During the legislative process, new monies were added to help meet the needs of the disabled and the low-income elderly. A very critical amendment created a new, innovative federal re-insurance model for those with preexisting conditions, so they will pay a similar price to those who are healthy. Finally, states will receive significant funds to stabilize insurance premiums and coverage and hopefully innovate for better health outcomes.

One of the accusations that will be launched against the American Health Care Act (AHCA) and one of the things I urged during the deliberations was for a CBO-like (Congressional Budget Office) analysis before Thursday's vote. While that was not forthcoming, one available study suggests that a 60-year-old who buys their own insurance would see as much as a 45% decrease in their health insurance bill.

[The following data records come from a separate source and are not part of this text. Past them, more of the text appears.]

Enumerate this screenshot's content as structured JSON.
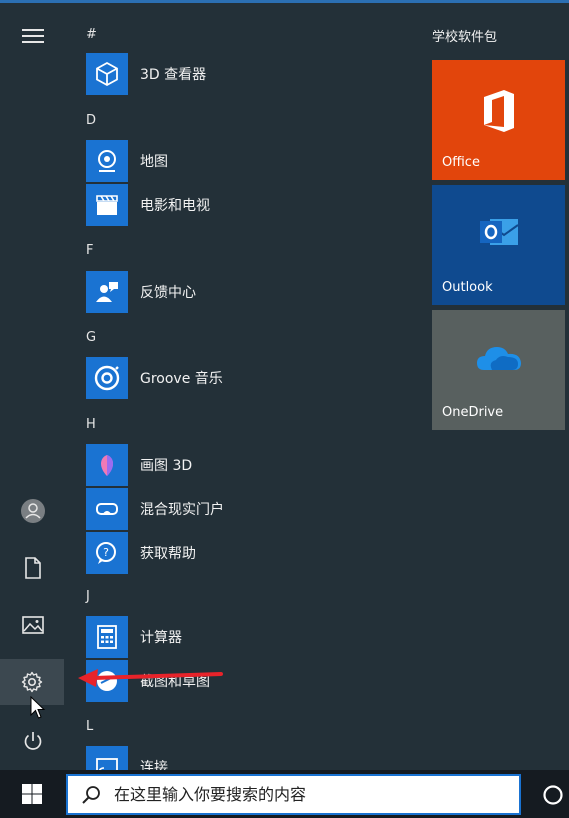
{
  "applist": {
    "groups": [
      {
        "header": "#",
        "items": [
          {
            "label": "3D 查看器",
            "icon": "cube-icon"
          }
        ]
      },
      {
        "header": "D",
        "items": [
          {
            "label": "地图",
            "icon": "map-pin-icon"
          },
          {
            "label": "电影和电视",
            "icon": "clapperboard-icon"
          }
        ]
      },
      {
        "header": "F",
        "items": [
          {
            "label": "反馈中心",
            "icon": "feedback-person-icon"
          }
        ]
      },
      {
        "header": "G",
        "items": [
          {
            "label": "Groove 音乐",
            "icon": "groove-disc-icon"
          }
        ]
      },
      {
        "header": "H",
        "items": [
          {
            "label": "画图 3D",
            "icon": "paint3d-icon"
          },
          {
            "label": "混合现实门户",
            "icon": "vr-headset-icon"
          },
          {
            "label": "获取帮助",
            "icon": "help-chat-icon"
          }
        ]
      },
      {
        "header": "J",
        "items": [
          {
            "label": "计算器",
            "icon": "calculator-icon"
          },
          {
            "label": "截图和草图",
            "icon": "snip-icon"
          }
        ]
      },
      {
        "header": "L",
        "items": [
          {
            "label": "连接",
            "icon": "connect-icon"
          }
        ]
      }
    ]
  },
  "tiles": {
    "header": "学校软件包",
    "items": [
      {
        "label": "Office",
        "icon": "office-icon",
        "color": "#e2450c"
      },
      {
        "label": "Outlook",
        "icon": "outlook-icon",
        "color": "#0f4a8f"
      },
      {
        "label": "OneDrive",
        "icon": "onedrive-cloud-icon",
        "color": "#58605f"
      }
    ]
  },
  "taskbar": {
    "search_placeholder": "在这里输入你要搜索的内容"
  },
  "colors": {
    "accent": "#1a73d2",
    "background": "#233038",
    "annotation_arrow": "#e8232a"
  }
}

The House bill now goes to the United States Senate, where it will be debated and likely changed, and then back to the House again. Contrary to some sources, as a member of Congress, I would be subject to this legislation should it become law. In a separate bill—passed before the AHCA went for a vote—members of Congress voted to subject themselves to the same rules. I was a co-sponsor of that bill, which was unanimously approved.

I want to thank everyone who has contacted my offices. Healthcare is a very personal matter that directly affects life, family, and well-being. On Thursday, I had one choice: yes or no. From my perspective, doing nothing would have been irresponsible and an abdication of my duty to you. My choice was yes—with a steadfast commitment to continuing the work of lowering costs, providing better health delivery, and protecting those who are suffering.